The ordinance itself suggests that camping in public areas constitutes a public health threat.

“The use of these public areas for camping purposes or storage of personal property interferes with the rights of others to use and enjoy these public areas as they are intended,” the ordinance reads. “…Such activities can constitute a public health and safety hazard which adversely impacts public offices, facilities and services, neighborhoods and commercial areas.” 

Councilperson Steve Napolitano, at the time the ordinance was enacted, said its intent was not to criminalize the homeless. 

“We are not looking to arrest our way out of homelessness,” Napolitano said. “We are trying to get services to those in need on the streets of Manhattan Beach, and if somebody is camping and refuses those services, that is when enforcement kicks in.” 

No arrests have thus far been made in Manhattan Beach under the ordinance. But Clare Pastore, a professor in the practice of law at the University of Southern California who teaches Poverty Law, Suing the Government, and Civil Procedure, questioned whether Manhattan Beach’s ordinance would pass legal muster since there are no homeless shelters in the city. 
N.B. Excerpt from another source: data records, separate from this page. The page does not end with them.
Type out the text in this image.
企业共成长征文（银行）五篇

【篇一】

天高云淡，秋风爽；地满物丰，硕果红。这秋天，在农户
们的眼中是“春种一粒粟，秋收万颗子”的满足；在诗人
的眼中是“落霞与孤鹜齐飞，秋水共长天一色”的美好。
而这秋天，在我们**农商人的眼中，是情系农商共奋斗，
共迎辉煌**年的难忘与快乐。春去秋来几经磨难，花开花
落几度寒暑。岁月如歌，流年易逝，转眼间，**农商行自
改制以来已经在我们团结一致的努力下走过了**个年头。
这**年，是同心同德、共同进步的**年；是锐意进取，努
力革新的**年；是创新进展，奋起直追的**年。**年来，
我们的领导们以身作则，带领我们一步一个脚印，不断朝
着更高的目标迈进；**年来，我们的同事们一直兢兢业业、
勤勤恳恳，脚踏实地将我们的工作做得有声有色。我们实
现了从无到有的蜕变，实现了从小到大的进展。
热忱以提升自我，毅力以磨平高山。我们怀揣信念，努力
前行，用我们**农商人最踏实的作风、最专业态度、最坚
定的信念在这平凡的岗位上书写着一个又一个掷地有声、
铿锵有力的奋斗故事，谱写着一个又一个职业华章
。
“It’s a very interesting legal question,” Pastore said. “Does the Boise case allow prosecution of someone who declines transportation to another city? My inclination about that [question] is no, it does not, because that is effectively the city banishing people on the pain of criminal prosecution. I would anticipate seeing litigation on this.”

Eric Tars, a senior attorney for the National Law Center On Homelessness and Poverty, which assisted the plaintiffs in the Boise case, in an interview last year suggested his organization would be closely monitoring cities like Manhattan Beach.

“We all sleep, we all sit down and rest, we all shelter ourselves when the weather is bad,” Tars said. “We need to do these things to survive as human beings. Where a community does not provide an adequate, private place for doing these things, it shouldn’t be a crime for citizens who need to do that in public places.”

The most recent count of the homeless population in Manhattan Beach, conducted by volunteers for the LA Homeless Services Authority last January, found 21 people. The city has explored retaining beds in regional shelters but is unlikely to be able to provide its own shelters. 

Judge Barzon, in her majority opinion, cited an earlier Ninth Court ruling that found an anti-camping ordinance in Los Angeles was unconstitutional under the Eighth Amendment “so long as there is a greater number of homeless individuals in Los Angeles than the number of available beds [in shelters]” for the homeless. The recent homeless count found 59,000 homeless people countywide. 

LA County Supervisor Mark Ridley-Thomas suggested that anti-camping ordinances are a tool that actually help cities deal more compassionately with their homeless population by making it more possible to get people off the streets. 

“We should not resign ourselves to a reality where places not fit for human habitation become the default living situation for people experiencing homelessness,” Ridley-Thomas said. “I refuse to accept this as our new normal.”

He called homelessness in LA County a “humanitarian crisis” and said the current law is a detriment to solving it. 

“More than 1,000 individuals will die on Los Angeles County streets this year. Supporting the City of Boise’s position to appeal to the Supreme Court was never an attempt to criminalize the homeless; rather, it was a pursuit of a legal framework that is clear — in comparison to a status quo that is ambiguous and confusing,” Ridley-Thomas said. “Letting the current law stand handicaps cities and counties from acting nimbly to aid those perishing on the streets, exacerbating unsafe and unhealthy conditions that negatively affect our most vulnerable residents.”

But Berzon, in her ruling, suggested any law targeting the downtrodden encourages abuse. She quoted novelist Anatole France’s sardonic summation of laws targeting those suffering poverty: “The law, in its majestic equality, forbids rich and poor alike to sleep under bridges, to beg in the streets, and to steal their bread.”